Григорий Цамвлак сидел, смежив очи, и представлял себе этот костер, эти пламенные слова, и думал: а смог ли бы он поступить так же? И не находил ответа. Быть может, при живом Гусе он бы и выступил в его защиту, и дрался, и был бы, как Иероним Пражский, сожжен вместе с учителем, но теперь?
– У нас причащают под обоими видами всех, и попов и мирян! – высказал он.
– И мы хотим того же! – тотчас подхватили чехи. – Нам недостает токмо учителя, проповедника, и некорыстных вождей, готовых положить жизнь за Чехию и за веру!
– И Сигизмунд, и Венцеслав еще пожалеют о том, что сделали! – присовокупил доныне молчавший каноник собора святого Витта и решительно налил всем пива из оловянного кувшина с изображением на ручке крылатого ангела. – Помянем! – произнес, и все выпили, не чокаясь, молча и строго.
На Григория, с его рассказом о Витовте, о посыле, о возможном диспуте с католиками, накинулись с бранью и злым смехом:
– Да тот же д'Альи и слова тебе не даст! А население, толпа? Какая-то старушка из местных, и та со своею вязанкой торопилась к костру – еретика сожечь! Ян глянул, уже привязанный, он ведь никого не проклял в свой последний час! – и говорит: «Sancta simplicitas! Святая простота!» Так-то! Да тебе, брат, слова не дадут сказать! Нет уж, пожди лучше, когда сами друг с другом передерутся! Да и тогда нас, славян, вряд ли в покое оставят!
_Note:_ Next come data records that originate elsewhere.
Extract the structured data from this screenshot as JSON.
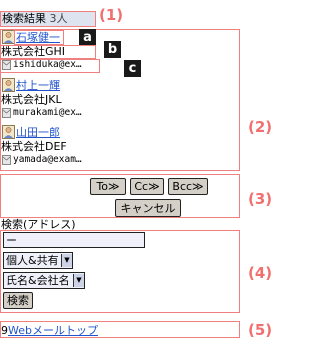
{
  "header": {
    "title": "検索結果",
    "count": "3人"
  },
  "results": [
    {
      "name": "石塚健一",
      "company": "株式会社GHI",
      "email": "ishiduka@ex…"
    },
    {
      "name": "村上一輝",
      "company": "株式会社JKL",
      "email": "murakami@ex…"
    },
    {
      "name": "山田一郎",
      "company": "株式会社DEF",
      "email": "yamada@exam…"
    }
  ],
  "buttons": {
    "to": "To≫",
    "cc": "Cc≫",
    "bcc": "Bcc≫",
    "cancel": "キャンセル"
  },
  "search": {
    "label": "検索(アドレス)",
    "input_value": "ー",
    "scope_select": "個人&共有",
    "field_select": "氏名&会社名",
    "submit": "検索"
  },
  "footer": {
    "number": "9",
    "link": "Webメールトップ"
  },
  "annotations": {
    "sections": [
      "(1)",
      "(2)",
      "(3)",
      "(4)",
      "(5)"
    ],
    "badges": [
      "a",
      "b",
      "c"
    ]
  },
  "colors": {
    "annotation": "#f07070",
    "link": "#2255cc",
    "header_bg": "#dde4ef",
    "button_bg": "#d4d0c8"
  }
}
А тут, на Соборе… Ну, некоторые налоги да пошлины от Папы отберут, коллегию создадут из кардиналов – все для укрепления своей власти!
– Так не дадут выступить? – вопросил все же Григорий уже в конце вечера, подымаясь из-за стола.
– Поговори с д'Альи! – глумливо посоветовали ему. – А того лучше, с кардиналом Забареллой или с Герсоном – как-никак, он – создатель декрета sacrosancta, объявившего Собор законным и действующим по внушению Духа Святого! Он же и Иоанна XXIII низложил!
Григорий воротился к себе задумчив и скорбен. Уже из этого разговора яснело, что приехал он, по существу, зря. Но уж, добравшись до Констанцы, заставил себя содеять все возможное, а потому на другой же день отправился к Герсону. Сей богослов выслушал его молча, время от времени морщась от неуклюжей латыни, на которой изъяснялся Цамвлак. Вопросил, почто и с чем послал его на Собор великий князь Витовт, и опять слушал, не прерывая, изредка утвердительно склоняя голову. Герсон был сух, горбонос и докторское красное платье с черным бархатным тапером сидело на нем подчеркнуто красиво и опрятно. Он слегка постукивал по столешнице длинными тонкими пальцами, на одном из которых был крупный, в золотой оправе, темный камень, названия коему Григорий не знал, и то склонял взгляд, то поднимал его на потевшего от смущения литовского митрополита, держась неприступно и сурово.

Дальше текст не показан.